I definitely do not got this.
“Isn’t every conversation one comment away from being about cannibalism?” she says.
And that, right there, is why Maia is my forever favorite person.
“Oh, and Charlie? It’s not an article; it’s a blog post. Get over yourself.”
I laugh.
“By tonight,” she adds. “I’ll give it a quick read and edit before posting, okay?”
“It’s okay adjacent.”
“Excellent!” She pauses. “Hey, I think you’ve got a visitor.” I can practically hear the squeak of her hand as she cups it against her window.
“Maybe my rental guest?”
“Which is great since you love when people arrive early. I forget. Is it your favorite thing for people to be pre-punctual or your second favorite thing?”
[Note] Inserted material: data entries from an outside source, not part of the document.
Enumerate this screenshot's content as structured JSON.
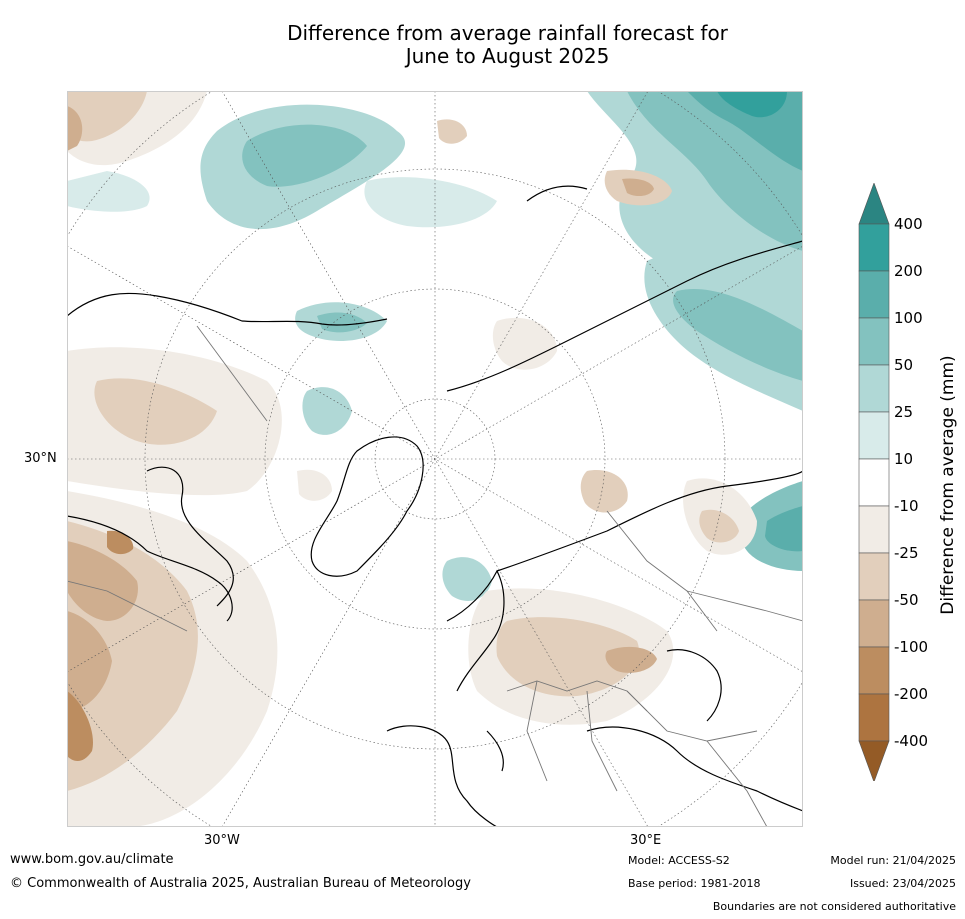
{
  "title": {
    "line1": "Difference from average rainfall forecast for",
    "line2": "June to August 2025"
  },
  "map": {
    "projection": "north-polar-stereographic",
    "graticule_labels": {
      "lat_30n": "30°N",
      "lon_30w": "30°W",
      "lon_30e": "30°E"
    }
  },
  "colorbar": {
    "title": "Difference from average (mm)",
    "tick_labels": [
      "400",
      "200",
      "100",
      "50",
      "25",
      "10",
      "-10",
      "-25",
      "-50",
      "-100",
      "-200",
      "-400"
    ],
    "colors_top_to_bottom": [
      "#2b8582",
      "#32a09c",
      "#5aaeab",
      "#83c2bf",
      "#b0d8d6",
      "#d8ebea",
      "#ffffff",
      "#f1ece6",
      "#e2cfbc",
      "#cfae8f",
      "#bc8d60",
      "#ad7440",
      "#945b26"
    ],
    "extend": "both"
  },
  "footer": {
    "website": "www.bom.gov.au/climate",
    "copyright": "© Commonwealth of Australia 2025, Australian Bureau of Meteorology",
    "model": "Model: ACCESS-S2",
    "base_period": "Base period: 1981-2018",
    "model_run": "Model run: 21/04/2025",
    "issued": "Issued: 23/04/2025",
    "disclaimer": "Boundaries are not considered authoritative"
  }
}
“You’re hylarical.” I duck my head beyond the pilothouse to see a man exiting his car, stretching his arms high above his head and shifting one knee into tree pose. In this part of the world, women and men work eighteen hours on the sea and barely give their shoulders a stretch, but this guy’s feeling tight after a little drive north from—I squint to read the license plate—Rhode Island? Perfect.
“My, my,” Maia says. “He’s sporting quite the puffy puffer jacket.”
“Ga-reat.” My eyeroll is nearly audible.
“Oh, right! Pre-punctual dudes who do yoga in puffy jackets are your favorite thing.” She laughs. I do not. “Don’t forget: tourists think cranky Mainers are kitschy and cute until they have to deal with one in the wild so be nice.”
“Reminding me to be nice? Nice.”
“Ha! Well, you can be scary to the unacclimated. Hey…” Her voice lowers toward conspiracy. “Is it me, or might your renter be cute under all that pufferwear?”
Legally, Maia shouldn’t be using a land-based VHF unless she’s checking in on the business needs of my vessel. The two-way radio license is granted to her husband’s volunteer work as the controller of the harbor. “Don’t make me report you for illegal radio use.”
“Oh, that’s good!” she says. “You should write your post about how much you love rules and regulations and maritime law. My readers will love that!”
“Is that a dare?”
“No! It is definitely not a dare. Do not take that as a dare, Charlotte Pinkham.”
Driving Maia to the point where she feels compelled to use my full, legal name gives me a secret thrill. Every time. Clinical therapy would likely reveal how this odd excitement is rooted in my motherlessness, but it makes me smile all the same. “I need to go.”
“Tell me if he’s cute.”
“Will do. Right after I give you the full report on his stunning wife.”